10 thoughts on “TBT: The Doors (1991)

  1. I am a huge Doors fan so I went to see it in the theaters, probably on opening day, I don’t remember exactly, but I was so excited to see this film. My biggest complaint was Oliver Stone’s blatant display of misogyny, particularly to Pam Courson. According to Ray Manzarek, Pam was an artist in her own right and not the brainless groupie that was portraited in the film. The best part of the movie was the end credits where they played “LA Women” with really cool images of the city of angels in between. Shout out to two of my friends, one who was an extra in the SF scenes (she was told in casting that she had the best hippy outfit that they’d ever seen) and the other who’s 1960 car was also there (her car was so popular that it had it’s own agent.) Unfortunately, you can’t see either because the goovy “psychedelic” way Stone filmed it.

  2. I saw The Doors on TV in 2011, and I sadly don’t remember much about it. I wanted to stream it, but it wasn’t streaming anywhere for free. I definitely plan to revisit it again.

  3. I saw this back when it came out, so maybe I’d feel differently if I watched it today, but I remember thinking this was the one time where Meg Ryan WASN’T playing Meg Ryan!

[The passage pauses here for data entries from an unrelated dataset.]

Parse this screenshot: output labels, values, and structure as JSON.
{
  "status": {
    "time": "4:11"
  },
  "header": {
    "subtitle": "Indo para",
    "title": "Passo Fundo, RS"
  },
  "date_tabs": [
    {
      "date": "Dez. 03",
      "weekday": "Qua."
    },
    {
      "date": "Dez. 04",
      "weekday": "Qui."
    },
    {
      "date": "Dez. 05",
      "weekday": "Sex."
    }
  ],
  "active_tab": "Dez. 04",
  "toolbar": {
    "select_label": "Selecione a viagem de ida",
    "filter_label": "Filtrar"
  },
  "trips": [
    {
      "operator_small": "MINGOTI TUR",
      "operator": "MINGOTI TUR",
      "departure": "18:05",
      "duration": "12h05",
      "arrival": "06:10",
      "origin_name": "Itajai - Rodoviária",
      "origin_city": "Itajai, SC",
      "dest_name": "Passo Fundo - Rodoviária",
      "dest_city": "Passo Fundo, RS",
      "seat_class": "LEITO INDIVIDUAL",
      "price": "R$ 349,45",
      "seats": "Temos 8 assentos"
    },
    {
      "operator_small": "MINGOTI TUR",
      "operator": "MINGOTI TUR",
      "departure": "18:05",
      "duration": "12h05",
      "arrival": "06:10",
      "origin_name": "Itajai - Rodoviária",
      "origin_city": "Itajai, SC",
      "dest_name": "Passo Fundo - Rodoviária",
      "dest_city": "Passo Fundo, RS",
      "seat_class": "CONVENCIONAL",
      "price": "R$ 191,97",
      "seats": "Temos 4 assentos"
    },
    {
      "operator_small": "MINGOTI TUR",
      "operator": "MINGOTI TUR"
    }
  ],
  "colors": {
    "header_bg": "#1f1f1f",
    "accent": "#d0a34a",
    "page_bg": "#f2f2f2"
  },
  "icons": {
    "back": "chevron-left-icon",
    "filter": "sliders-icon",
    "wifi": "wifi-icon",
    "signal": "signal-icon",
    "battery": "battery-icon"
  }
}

  4. I loved the movie and I LOVED him but I have read that the remaining members of The Doors did not like the way he portrayed Jim Morrison…. they say he made him out to be a raging alcoholic, which evidently he was not. I don’t know, they would know him better than anybody, but I still think he did an excellent job & let’s not even get started with Tombstone!! “I’m your Huckleberry” Excellent actor and my prayers of strength go out to his children. Rest in peace

  5. I have read (which means Hollywood hearsay, yes I know) that Meg at the top of her game was allowed to be… selfish, shall we say, about her costuming and hair in a film, especially vis-a-vis the rest of the cast. So some of her “cosplay” feel here may be the demands she was allowed to make as opposed to just her inability to disappear into a role.

  6. Kennealy is delusional and drove them all mad, even all these decades later while shooting. There’s a long interview with her on my DVD, which apparently Oliver agreed to in order to placate her.

    Personally, I didn’t mind Meg Ryan as Pamela, but I do know what you mean. Oliver was annoyed with her because she wasn’t willing to display her body in the way he wanted to, in the way women supposedly did in the 60s. My favorite scene is the desert acid trip which directly flows into the infamous night at the Whiskey, when they performed The End for the first time and Morrison went off into his ad libbed storytelling, which shocked everyone, including the band who just tried to keep up and play.

    Marianne Faithfull talks about the night Morrison died in her memoir, Faithfull, and about the scramble to arrange the scene. I’ve read other accounts by others whom Pamela called, and no two quite match.

    As for costume designers getting the late 60s, early 70s right, I don’t know why it’s such a problem except possibly because we kind of made it up as we went along, sourcing from thrift shops and clothes boxes. But we also bought things, like lace shawls and that shearling coat Meg is wearing above. Lace up knee-high leather boots, a lot of corduroy (!), and jeans till they fell off our legs, patched and repatched, with decorative lace or ribbon up the outside seams of the leg. In the US it was more down home than in London, where there was a lot of velvet. I once made a dress out of really beautiful wallpaper, in 1971, I believe. I’d seen someone in a magazine wearing one. There’s also a belief that people were filthy, but not anyone I knew!

  7. We watched the movie when it came out and just watched this movie the other night. Val Kilmer sang the songs in the movie. (We debated whether or not he sang the songs that were played in the background, the jury’s out.) Wow, he was so good. I’m going to miss him. As I remember ( having lived in those years) the costumes in the show were accurate, even Meg’s. The movie really brings back the times. Tracy has it right. People were going for natural fabrics, flowing tops and dresses, and like Tracy said, really patched jeans. As in buy patches to cover the jeans (I had butterflies and bees). I. have to admit, I never saw anyone in a wallpaper dress. But then, as they say, if you can remember, you weren’t there.

    1. I usually used old dresses from thrift shops for the fabric patches, doubled, and embroidered them on. But never on the knees, which were allowed to wear away into threads. A few years ago I saw some new jeans being sold with the knees worn, and long ago, the reprehensible stone-washed jeans to make it look like ours were naturally. I also wore midi- and ankle-length dresses a lot, and sometimes wore oversized men’s jackets over my jeans. I also had an old midi-length fur coat with bits missing, that I wore over jeans. That coat lasted well into the late 80s! Our vibe was tragically disrupted by “vintage” becoming a thing, with prices skyrocketing. I used to be able to go into Greenwich Village with a big garbage bag and fill it for $20, with leather, silk, velvet, old lace, and more. I remember it all, because I didn’t do drugs, arguably the only person of my generation who didn’t!